Join us for a panel discussion exploring how the digital revolution has changed our understanding of self and solitude. In a high performing, endlessly connected society what does a private life look like? What happens to our sense of self when traditionally private and psychic spaces are occupied by capitalism? How does the constant visibility of networked culture impact artists’ practices? Contributors include artist David Raymond Conroy, curator Amanprit Sandhu and author Laurence Scott.

FREE

Booking recommended.


Speakers:

David Raymond Conroy makes work that explores personal subjectivity and the complicated status of honesty and sincerity in the production of art. Conroy was an artist-in-residence in Las Vegas with the Zabludowicz Collection in 2015 where he developed a new commission, (You (People) Are All The Same), 2016 currently presented in Emotional Supply Chains. He has recently exhibited solo projects at EKKM, Tallinn, Estonia; Seventeen Gallery, London, UK; and Camden Arts Centre, London, UK, all 2015; Modern Art Oxford, UK, in 2013; GP & N Vallois, Paris, France, in 2012. Brief Interviews with Hideous Men, a stage play created with Andy Holden was performed at Arnolfini, Bristol, in 2013, and ICA, London, UK in 2012.

Amanprit Sandhu is an independent curator and producer based in London, with a particular focus on performance based practices, and commissioning in the public realm. She is the co-founder of the curatorial collective DAM Projects, which use temporary exhibitions and events to support emerging, underexposed and unorthodox artists, art scenes, discourses and debates. She curated the performance programme for both Art 13 and Art 14 London art fairs and produced a series of commissions for the 2014 Folkestone Triennial. Previous to this she was Project Manager for Frieze Foundation and Assistant Curator at the Liverpool Biennial of Contemporary Art.

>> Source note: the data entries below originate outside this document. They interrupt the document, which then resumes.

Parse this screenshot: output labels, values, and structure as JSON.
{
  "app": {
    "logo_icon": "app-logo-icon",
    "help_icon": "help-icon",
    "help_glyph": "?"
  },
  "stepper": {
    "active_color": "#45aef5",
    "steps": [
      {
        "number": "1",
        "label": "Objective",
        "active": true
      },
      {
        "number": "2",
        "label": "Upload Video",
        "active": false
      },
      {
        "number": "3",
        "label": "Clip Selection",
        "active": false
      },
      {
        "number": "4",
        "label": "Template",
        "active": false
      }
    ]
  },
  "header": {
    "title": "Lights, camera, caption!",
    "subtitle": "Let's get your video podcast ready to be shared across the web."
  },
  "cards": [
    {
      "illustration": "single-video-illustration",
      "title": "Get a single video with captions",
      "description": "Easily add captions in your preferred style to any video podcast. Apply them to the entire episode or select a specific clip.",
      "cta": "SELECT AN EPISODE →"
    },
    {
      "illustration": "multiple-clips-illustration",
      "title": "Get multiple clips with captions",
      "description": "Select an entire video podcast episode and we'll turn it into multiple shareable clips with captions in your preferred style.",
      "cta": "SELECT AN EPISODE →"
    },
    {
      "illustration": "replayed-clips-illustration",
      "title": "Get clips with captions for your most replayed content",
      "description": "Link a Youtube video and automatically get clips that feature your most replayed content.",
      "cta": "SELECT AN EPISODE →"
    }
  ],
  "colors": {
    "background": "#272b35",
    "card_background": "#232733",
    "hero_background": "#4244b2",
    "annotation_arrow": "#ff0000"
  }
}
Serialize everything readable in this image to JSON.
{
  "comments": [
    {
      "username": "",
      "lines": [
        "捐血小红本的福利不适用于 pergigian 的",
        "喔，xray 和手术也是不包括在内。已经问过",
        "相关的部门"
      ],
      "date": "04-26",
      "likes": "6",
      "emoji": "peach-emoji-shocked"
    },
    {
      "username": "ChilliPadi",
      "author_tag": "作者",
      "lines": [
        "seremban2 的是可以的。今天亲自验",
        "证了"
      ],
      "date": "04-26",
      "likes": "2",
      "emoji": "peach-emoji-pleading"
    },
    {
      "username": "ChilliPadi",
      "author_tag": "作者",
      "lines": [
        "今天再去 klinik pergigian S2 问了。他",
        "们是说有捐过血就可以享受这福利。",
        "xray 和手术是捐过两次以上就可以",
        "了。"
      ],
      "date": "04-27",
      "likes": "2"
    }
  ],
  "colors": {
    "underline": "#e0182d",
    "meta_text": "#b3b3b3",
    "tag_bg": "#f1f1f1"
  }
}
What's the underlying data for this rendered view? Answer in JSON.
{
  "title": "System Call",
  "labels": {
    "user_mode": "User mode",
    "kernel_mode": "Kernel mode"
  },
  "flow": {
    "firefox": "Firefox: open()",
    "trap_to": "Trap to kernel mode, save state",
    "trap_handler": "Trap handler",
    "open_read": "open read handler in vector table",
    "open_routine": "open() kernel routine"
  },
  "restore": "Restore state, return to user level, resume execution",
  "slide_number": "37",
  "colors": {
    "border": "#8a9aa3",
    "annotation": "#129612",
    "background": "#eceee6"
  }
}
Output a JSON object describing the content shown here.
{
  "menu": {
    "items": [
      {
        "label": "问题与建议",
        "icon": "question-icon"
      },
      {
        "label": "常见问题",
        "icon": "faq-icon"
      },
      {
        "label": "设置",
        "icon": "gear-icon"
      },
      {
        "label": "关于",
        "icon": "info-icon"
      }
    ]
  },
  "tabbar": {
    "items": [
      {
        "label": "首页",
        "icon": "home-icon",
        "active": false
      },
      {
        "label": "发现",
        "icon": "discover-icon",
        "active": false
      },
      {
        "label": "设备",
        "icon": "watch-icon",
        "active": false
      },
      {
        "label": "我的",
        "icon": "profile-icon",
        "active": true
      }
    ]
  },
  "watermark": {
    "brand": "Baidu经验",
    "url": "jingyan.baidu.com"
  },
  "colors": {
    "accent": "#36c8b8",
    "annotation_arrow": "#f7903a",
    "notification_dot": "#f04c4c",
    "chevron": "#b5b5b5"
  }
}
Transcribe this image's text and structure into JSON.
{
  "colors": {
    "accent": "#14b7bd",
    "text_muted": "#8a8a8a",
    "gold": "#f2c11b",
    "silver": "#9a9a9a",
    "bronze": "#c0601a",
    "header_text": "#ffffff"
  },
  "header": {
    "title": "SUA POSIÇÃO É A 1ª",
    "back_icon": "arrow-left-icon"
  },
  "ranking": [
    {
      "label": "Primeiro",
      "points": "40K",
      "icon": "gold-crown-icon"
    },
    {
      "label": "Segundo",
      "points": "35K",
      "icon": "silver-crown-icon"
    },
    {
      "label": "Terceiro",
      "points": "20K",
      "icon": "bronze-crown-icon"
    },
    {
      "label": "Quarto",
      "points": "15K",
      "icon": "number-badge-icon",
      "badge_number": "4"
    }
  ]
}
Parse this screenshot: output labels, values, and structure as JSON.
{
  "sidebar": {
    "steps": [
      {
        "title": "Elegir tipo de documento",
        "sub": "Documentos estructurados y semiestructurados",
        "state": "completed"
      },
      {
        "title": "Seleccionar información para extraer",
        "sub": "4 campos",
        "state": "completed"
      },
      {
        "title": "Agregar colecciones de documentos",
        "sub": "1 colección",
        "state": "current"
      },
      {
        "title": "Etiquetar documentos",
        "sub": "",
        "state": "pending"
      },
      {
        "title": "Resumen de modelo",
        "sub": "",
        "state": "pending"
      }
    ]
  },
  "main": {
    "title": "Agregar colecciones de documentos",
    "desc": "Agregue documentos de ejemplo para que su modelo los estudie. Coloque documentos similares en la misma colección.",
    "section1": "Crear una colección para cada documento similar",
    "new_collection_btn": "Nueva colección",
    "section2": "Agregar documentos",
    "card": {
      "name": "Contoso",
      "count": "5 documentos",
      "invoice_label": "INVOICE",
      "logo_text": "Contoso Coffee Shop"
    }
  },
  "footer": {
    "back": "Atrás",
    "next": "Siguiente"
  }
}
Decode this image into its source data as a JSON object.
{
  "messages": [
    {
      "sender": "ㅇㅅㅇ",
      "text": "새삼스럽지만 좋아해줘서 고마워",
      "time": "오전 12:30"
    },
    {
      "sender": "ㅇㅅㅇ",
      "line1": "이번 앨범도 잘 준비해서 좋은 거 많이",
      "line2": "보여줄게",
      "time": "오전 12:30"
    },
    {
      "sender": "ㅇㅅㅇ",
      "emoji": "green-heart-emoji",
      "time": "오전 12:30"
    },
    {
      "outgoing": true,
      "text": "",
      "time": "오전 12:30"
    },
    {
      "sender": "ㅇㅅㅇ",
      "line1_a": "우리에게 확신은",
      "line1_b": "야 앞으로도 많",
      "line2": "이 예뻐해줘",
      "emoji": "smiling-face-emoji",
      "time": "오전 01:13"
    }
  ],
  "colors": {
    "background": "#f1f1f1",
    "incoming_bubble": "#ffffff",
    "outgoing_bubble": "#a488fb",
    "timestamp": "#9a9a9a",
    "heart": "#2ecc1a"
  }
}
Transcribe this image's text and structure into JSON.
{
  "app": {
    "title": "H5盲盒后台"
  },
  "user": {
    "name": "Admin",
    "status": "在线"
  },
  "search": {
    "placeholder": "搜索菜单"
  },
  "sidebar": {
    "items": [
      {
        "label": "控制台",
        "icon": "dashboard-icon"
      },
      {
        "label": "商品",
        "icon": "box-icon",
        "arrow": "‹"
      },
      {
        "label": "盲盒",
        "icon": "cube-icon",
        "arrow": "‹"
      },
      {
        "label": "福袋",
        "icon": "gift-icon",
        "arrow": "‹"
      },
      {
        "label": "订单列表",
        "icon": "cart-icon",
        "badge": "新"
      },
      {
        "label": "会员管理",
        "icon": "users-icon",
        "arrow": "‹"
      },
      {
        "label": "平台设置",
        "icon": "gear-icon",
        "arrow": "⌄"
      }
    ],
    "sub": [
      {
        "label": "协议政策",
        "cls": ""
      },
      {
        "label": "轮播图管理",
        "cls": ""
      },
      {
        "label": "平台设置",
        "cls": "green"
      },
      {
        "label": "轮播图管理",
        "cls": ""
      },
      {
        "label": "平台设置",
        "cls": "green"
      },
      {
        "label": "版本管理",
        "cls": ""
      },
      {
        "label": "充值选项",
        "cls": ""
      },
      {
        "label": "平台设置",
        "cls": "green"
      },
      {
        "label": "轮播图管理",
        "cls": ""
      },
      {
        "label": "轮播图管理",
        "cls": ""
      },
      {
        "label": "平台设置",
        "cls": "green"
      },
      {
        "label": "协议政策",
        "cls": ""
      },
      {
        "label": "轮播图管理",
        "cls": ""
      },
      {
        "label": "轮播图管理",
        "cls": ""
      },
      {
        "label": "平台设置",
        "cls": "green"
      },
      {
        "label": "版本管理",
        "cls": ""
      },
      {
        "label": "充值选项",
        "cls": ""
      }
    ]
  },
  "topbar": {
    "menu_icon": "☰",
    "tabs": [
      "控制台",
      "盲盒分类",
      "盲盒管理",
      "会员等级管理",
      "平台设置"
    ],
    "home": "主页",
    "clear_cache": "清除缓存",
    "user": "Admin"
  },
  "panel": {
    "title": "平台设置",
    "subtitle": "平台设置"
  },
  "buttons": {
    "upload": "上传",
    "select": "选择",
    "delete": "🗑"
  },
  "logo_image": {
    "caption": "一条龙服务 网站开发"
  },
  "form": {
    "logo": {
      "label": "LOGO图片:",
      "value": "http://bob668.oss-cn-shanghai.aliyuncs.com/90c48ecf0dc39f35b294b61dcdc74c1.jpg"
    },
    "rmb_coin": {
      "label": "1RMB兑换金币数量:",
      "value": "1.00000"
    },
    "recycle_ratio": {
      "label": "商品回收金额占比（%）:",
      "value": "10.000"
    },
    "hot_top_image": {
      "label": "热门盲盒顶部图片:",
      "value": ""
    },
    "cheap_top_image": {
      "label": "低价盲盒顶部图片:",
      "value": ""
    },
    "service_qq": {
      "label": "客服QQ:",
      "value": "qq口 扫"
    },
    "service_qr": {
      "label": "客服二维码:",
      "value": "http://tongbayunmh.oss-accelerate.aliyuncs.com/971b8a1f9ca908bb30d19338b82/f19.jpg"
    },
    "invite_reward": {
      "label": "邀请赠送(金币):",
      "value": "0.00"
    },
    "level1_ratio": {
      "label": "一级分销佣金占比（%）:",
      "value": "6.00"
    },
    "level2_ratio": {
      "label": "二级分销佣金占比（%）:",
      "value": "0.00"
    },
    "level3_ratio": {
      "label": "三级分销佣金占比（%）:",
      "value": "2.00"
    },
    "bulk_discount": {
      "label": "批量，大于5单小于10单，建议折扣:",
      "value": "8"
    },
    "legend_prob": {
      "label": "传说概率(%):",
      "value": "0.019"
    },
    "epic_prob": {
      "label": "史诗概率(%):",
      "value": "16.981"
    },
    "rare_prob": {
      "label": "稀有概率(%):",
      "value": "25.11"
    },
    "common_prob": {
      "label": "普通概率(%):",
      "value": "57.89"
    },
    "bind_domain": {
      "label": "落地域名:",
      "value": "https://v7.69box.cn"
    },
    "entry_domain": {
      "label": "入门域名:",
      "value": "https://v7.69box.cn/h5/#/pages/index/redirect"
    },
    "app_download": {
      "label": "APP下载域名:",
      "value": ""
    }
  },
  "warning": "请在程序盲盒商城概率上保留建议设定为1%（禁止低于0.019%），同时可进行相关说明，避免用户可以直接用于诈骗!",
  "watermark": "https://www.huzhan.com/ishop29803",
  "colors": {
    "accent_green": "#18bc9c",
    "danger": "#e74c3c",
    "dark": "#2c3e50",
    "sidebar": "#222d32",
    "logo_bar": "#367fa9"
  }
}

Laurence Scott is a lecturer in English and creative writing. He is the author of The Four-Dimensional Human: Ways of Being in the Digital World (William Heinemann, 2015), which was shortlisted for the Samuel Johnson Prize 2015. In 2011 he was named a “New Generation Thinker” by the Arts and Humanities Research Council and the BBC, and has since written and presented programmes for Radio 3’s The Essay, Night Waves and The Sunday Feature. His essays and criticism have appeared in The Guardian, the Financial Times and the London Review of Books, among other publications. In 2014 he won the Royal Society of Literature Jerwood Prize for Non-Fiction. Laurence holds a PhD in comparative literature from King’s College London.